America’s turning the screws on Russia.
President Biden said Friday he will work closely with Congress to deny Russia the benefits of its World Trade Organization (WTO) membership and ensure that Russian imports do not receive most favored nation (MFN) treatment in the U.S. economy.
Biden also signed an executive order that will end the exportation of luxury items, such as high-end watches, luxury vehicles, high-end apparel, high-end alcohol and jewelry, to any person located in the Russian Federation. The U.S. export value of the products covered by Friday’s luxury goods restrictions is nearly $550 million per year.
“Before today, controls on luxury goods only applied to rogue state North Korea, a regime where its leaders and their political cronies live in opulence while their people struggle,” Assistant Secretary of Commerce for Export Administration Thea D. Rozman Kendler said. “Today’s action should remind Putin and his Russian and Belarusian cronies that the world strongly condemns the horrors they have wrought. The U.S. and our allies and partners will continue to stand together in imposing severe consequences on Russia and Belarus for the continued invasion of Ukraine.”

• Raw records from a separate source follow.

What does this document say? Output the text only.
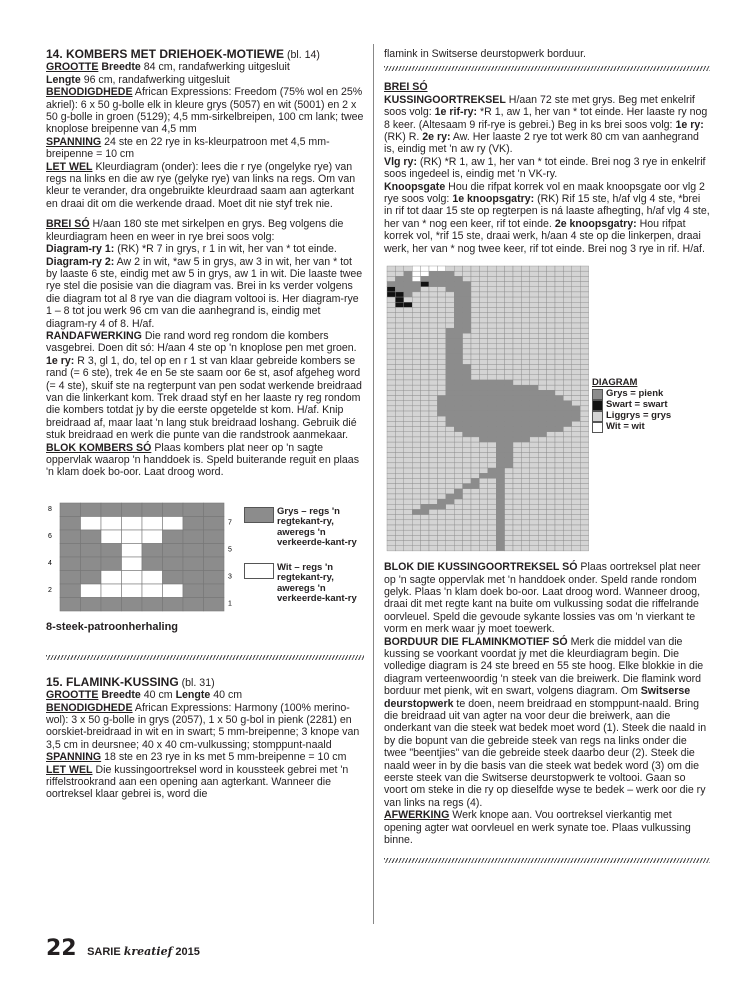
14. KOMBERS MET DRIEHOEK-MOTIEWE (bl. 14)

GROOTTE Breedte 84 cm, randafwerking uitgesluit

Lengte 96 cm, randafwerking uitgesluit

BENODIGDHEDE African Expressions: Freedom (75% wol en 25% akriel): 6 x 50 g-bolle elk in kleure grys (5057) en wit (5001) en 2 x 50 g-bolle in groen (5129); 4,5 mm-sirkelbreipen, 100 cm lank; twee knoplose breipenne van 4,5 mm

SPANNING 24 ste en 22 rye in ks-kleurpatroon met 4,5 mm-breipenne = 10 cm

LET WEL Kleurdiagram (onder): lees die r rye (ongelyke rye) van regs na links en die aw rye (gelyke rye) van links na regs. Om van kleur te verander, dra ongebruikte kleurdraad saam aan agterkant en draai dit om die werkende draad. Moet dit nie styf trek nie.

BREI SÓ H/aan 180 ste met sirkelpen en grys. Beg volgens die kleurdiagram heen en weer in rye brei soos volg:

Diagram-ry 1: (RK) *R 7 in grys, r 1 in wit, her van * tot einde.

Diagram-ry 2: Aw 2 in wit, *aw 5 in grys, aw 3 in wit, her van * tot by laaste 6 ste, eindig met aw 5 in grys, aw 1 in wit. Die laaste twee rye stel die posisie van die diagram vas. Brei in ks verder volgens die diagram tot al 8 rye van die diagram voltooi is. Her diagram-rye 1 – 8 tot jou werk 96 cm van die aanhegrand is, eindig met diagram-ry 4 of 8. H/af.

RANDAFWERKING Die rand word reg rondom die kombers vasgebrei. Doen dit só: H/aan 4 ste op 'n knoplose pen met groen. 1e ry: R 3, gl 1, do, tel op en r 1 st van klaar gebreide kombers se rand (= 6 ste), trek 4e en 5e ste saam oor 6e st, asof afgeheg word (= 4 ste), skuif ste na regterpunt van pen sodat werkende breidraad van die linkerkant kom. Trek draad styf en her laaste ry reg rondom die kombers totdat jy by die eerste opgetelde st kom. H/af. Knip breidraad af, maar laat 'n lang stuk breidraad loshang. Gebruik dié stuk breidraad en werk die punte van die randstrook aanmekaar.

BLOK KOMBERS SÓ Plaas kombers plat neer op 'n sagte oppervlak waarop 'n handdoek is. Speld buiterande reguit en plaas 'n klam doek bo-oor. Laat droog word.

8
6
4
2
7
5
3
1
Grys – regs 'n regtekant-ry, aweregs 'n verkeerde-kant-ry
Wit – regs 'n regtekant-ry, aweregs 'n verkeerde-kant-ry
8-steek-patroonherhaling

15. FLAMINK-KUSSING (bl. 31)

GROOTTE Breedte 40 cm Lengte 40 cm

BENODIGDHEDE African Expressions: Harmony (100% merino-wol): 3 x 50 g-bolle in grys (2057), 1 x 50 g-bol in pienk (2281) en oorskiet-breidraad in wit en in swart; 5 mm-breipenne; 3 knope van 3,5 cm in deursnee; 40 x 40 cm-vulkussing; stomppunt-naald

SPANNING 18 ste en 23 rye in ks met 5 mm-breipenne = 10 cm

LET WEL Die kussingoortreksel word in koussteek gebrei met 'n riffelstrookrand aan een opening aan agterkant. Wanneer die oortreksel klaar gebrei is, word die

flamink in Switserse deurstopwerk borduur.

BREI SÓ

KUSSINGOORTREKSEL H/aan 72 ste met grys. Beg met enkelrif soos volg: 1e rif-ry: *R 1, aw 1, her van * tot einde. Her laaste ry nog 8 keer. (Altesaam 9 rif-rye is gebrei.) Beg in ks brei soos volg: 1e ry: (RK) R. 2e ry: Aw. Her laaste 2 rye tot werk 80 cm van aanhegrand is, eindig met 'n aw ry (VK).

Vlg ry: (RK) *R 1, aw 1, her van * tot einde. Brei nog 3 rye in enkelrif soos ingedeel is, eindig met 'n VK-ry.

Knoopsgate Hou die rifpat korrek vol en maak knoopsgate oor vlg 2 rye soos volg: 1e knoopsgatry: (RK) Rif 15 ste, h/af vlg 4 ste, *brei in rif tot daar 15 ste op regterpen is ná laaste afhegting, h/af vlg 4 ste, her van * nog een keer, rif tot einde. 2e knoopsgatry: Hou rifpat korrek vol, *rif 15 ste, draai werk, h/aan 4 ste op die linkerpen, draai werk, her van * nog twee keer, rif tot einde. Brei nog 3 rye in rif. H/af.

DIAGRAM
Grys = pienk
Swart = swart
Liggrys = grys
Wit = wit

BLOK DIE KUSSINGOORTREKSEL SÓ Plaas oortreksel plat neer op 'n sagte oppervlak met 'n handdoek onder. Speld rande rondom gelyk. Plaas 'n klam doek bo-oor. Laat droog word. Wanneer droog, draai dit met regte kant na buite om vulkussing sodat die riffelrande oorvleuel. Speld die gevoude sykante lossies vas om 'n vierkant te vorm en merk waar jy moet toewerk.

BORDUUR DIE FLAMINKMOTIEF SÓ Merk die middel van die kussing se voorkant voordat jy met die kleurdiagram begin. Die volledige diagram is 24 ste breed en 55 ste hoog. Elke blokkie in die diagram verteenwoordig 'n steek van die breiwerk. Die flamink word borduur met pienk, wit en swart, volgens diagram. Om Switserse deurstopwerk te doen, neem breidraad en stomppunt-naald. Bring die breidraad uit van agter na voor deur die breiwerk, aan die onderkant van die steek wat bedek moet word (1). Steek die naald in by die bopunt van die gebreide steek van regs na links onder die twee "beentjies" van die gebreide steek daarbo deur (2). Steek die naald weer in by die basis van die steek wat bedek word (3) om die eerste steek van die Switserse deurstopwerk te voltooi. Gaan so voort om steke in die ry op dieselfde wyse te bedek – werk oor die ry van links na regs (4).

AFWERKING Werk knope aan. Vou oortreksel vierkantig met opening agter wat oorvleuel en werk synate toe. Plaas vulkussing binne.

22 SARIE kreatief 2015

Biden’s order will also prohibit goods imports from several signature sectors of Russia’s economy, including seafood, spirits/vodka and non-industrial diamonds. This will deny Russia more than $1 billion in export revenues and ensure U.S. citizens are not underwriting Putin’s war, the White House said, adding that the U.S. retains the authority to impose additional import bans as appropriate.
Biden announced the new economic actions in conjunction with G7 leaders from Canada, France, Germany, Italy, Japan, and the U.K., as well as the European Union. These measures are designed to hold Russian President Vladimir Putin accountable for his continued assault on Ukraine and further isolate Russia from the global financial system. Each partner will implement actions consistent with their national processes.

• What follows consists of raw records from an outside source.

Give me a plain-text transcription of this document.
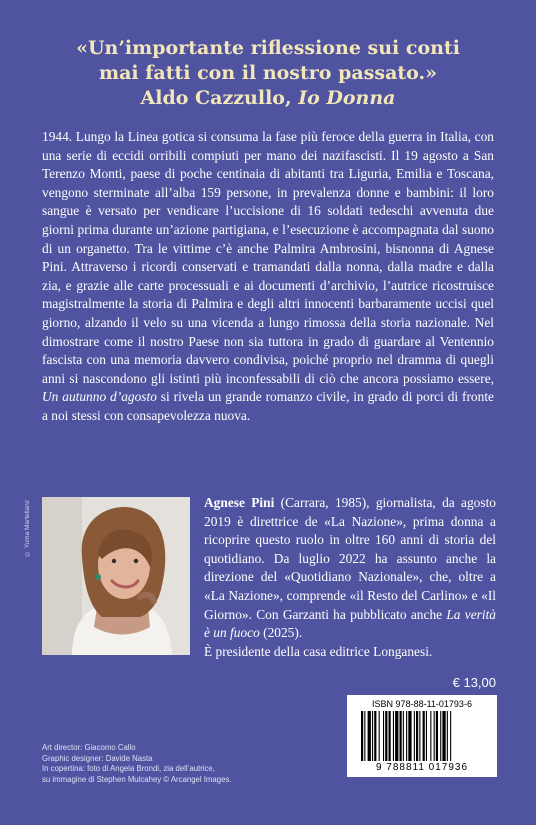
«Un’importante riflessione sui conti
mai fatti con il nostro passato.»
Aldo Cazzullo, Io Donna

1944. Lungo la Linea gotica si consuma la fase più feroce della guerra in Italia, con una serie di eccidi orribili compiuti per mano dei nazifascisti. Il 19 agosto a San Terenzo Monti, paese di poche centinaia di abitanti tra Liguria, Emilia e Toscana, vengono sterminate all’alba 159 persone, in prevalenza donne e bambini: il loro sangue è versato per vendicare l’uccisione di 16 soldati tedeschi avvenuta due giorni prima durante un’azione partigiana, e l’esecuzione è accompagnata dal suono di un organetto. Tra le vittime c’è anche Palmira Ambrosini, bisnonna di Agnese Pini. Attraverso i ricordi conservati e tramandati dalla nonna, dalla madre e dalla zia, e grazie alle carte processuali e ai documenti d’archivio, l’autrice ricostruisce magistralmente la storia di Palmira e degli altri innocenti barbaramente uccisi quel giorno, alzando il velo su una vicenda a lungo rimossa della storia nazionale. Nel dimostrare come il nostro Paese non sia tuttora in grado di guardare al Ventennio fascista con una memoria davvero condivisa, poiché proprio nel dramma di quegli anni si nascondono gli istinti più inconfessabili di ciò che ancora possiamo essere, Un autunno d’agosto si rivela un grande romanzo civile, in grado di porci di fronte a noi stessi con consapevolezza nuova.

© Yuma Martellanz	Agnese Pini (Carrara, 1985), giornalista, da agosto 2019 è direttrice de «La Nazione», prima donna a ricoprire questo ruolo in oltre 160 anni di storia del quotidiano. Da luglio 2022 ha assunto anche la direzione del «Quotidiano Nazionale», che, oltre a «La Nazione», comprende «il Resto del Carlino» e «Il Giorno». Con Garzanti ha pubblicato anche La verità è un fuoco (2025).
È presidente della casa editrice Longanesi.
€ 13,00
ISBN 978-88-11-01793-6
9 788811 017936
Art director: Giacomo Callo
Graphic designer: Davide Nasta
In copertina: foto di Angela Brondi, zia dell’autrice,
su immagine di Stephen Mulcahey © Arcangel Images.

The White House said these actions will collectively ramp up pressure on Putin and build on the unprecedented package of economic sanctions and export controls the United States and over 30 countries have already imposed on Russia. Biden said Congress has demonstrated bipartisan leadership to revoke Permanent Normal Trade Relations (PNTR) for Russia, and he looks forward to signing a bill into law.
PNTR and MFN status, afforded to all WTO members, offer certain trade benefits such as lowering the cost of a country’s exports, easing customs requirements and greater market access.

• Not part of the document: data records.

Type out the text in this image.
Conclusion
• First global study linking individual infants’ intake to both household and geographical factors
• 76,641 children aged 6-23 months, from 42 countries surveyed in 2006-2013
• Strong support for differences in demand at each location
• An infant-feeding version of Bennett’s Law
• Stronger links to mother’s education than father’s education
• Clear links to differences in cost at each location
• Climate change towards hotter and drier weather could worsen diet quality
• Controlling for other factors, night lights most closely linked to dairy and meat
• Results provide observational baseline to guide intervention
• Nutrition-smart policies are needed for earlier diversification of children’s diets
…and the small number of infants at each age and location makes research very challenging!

The G7 leaders also agreed to ensure Russia cannot obtain financing from leading multilateral financial institutions, such as the International Monetary Fund and the World Bank.
In addition, the U.S. and its allies will invoke full blocking sanctions on additional Russian elites and their family members, and the members of Duma, Russia’s principal legislative assembly, who sponsored legislation to recognize the so-called “Donetsk People’s Republic” and “Luhansk People’s Republic,” Ukraine’s “breakaway” states.
The action follows up on multiple efforts to target Russian oligarchs and their family members who are profiting “from this war of choice,” Biden said, and cuts them off from the U.S. financial system, freezes any assets they hold in the U.S. and blocks their travel to the United States.
In addition, the Treasury Department, through new guidance, will continue to make clear that its expansive actions against Russia require all U.S. persons to comply with sanctions regulations regardless of whether a transaction is denominated in traditional fiat currency or virtual currency. Treasury is closely monitoring any efforts to circumvent or violate Russia-related sanctions, including through the use of virtual currency, and is committed to using its broad enforcement authorities to act against violations and to promote compliance, the White House noted.
Biden has already banned new U.S. investments in the Russian energy sector and the new executive order will establish the legal authority for future investment restrictions in any sector of the Russian economy, as may be determined by the Secretary of the Treasury, in consultation with the Secretary of State, by a United States citizen.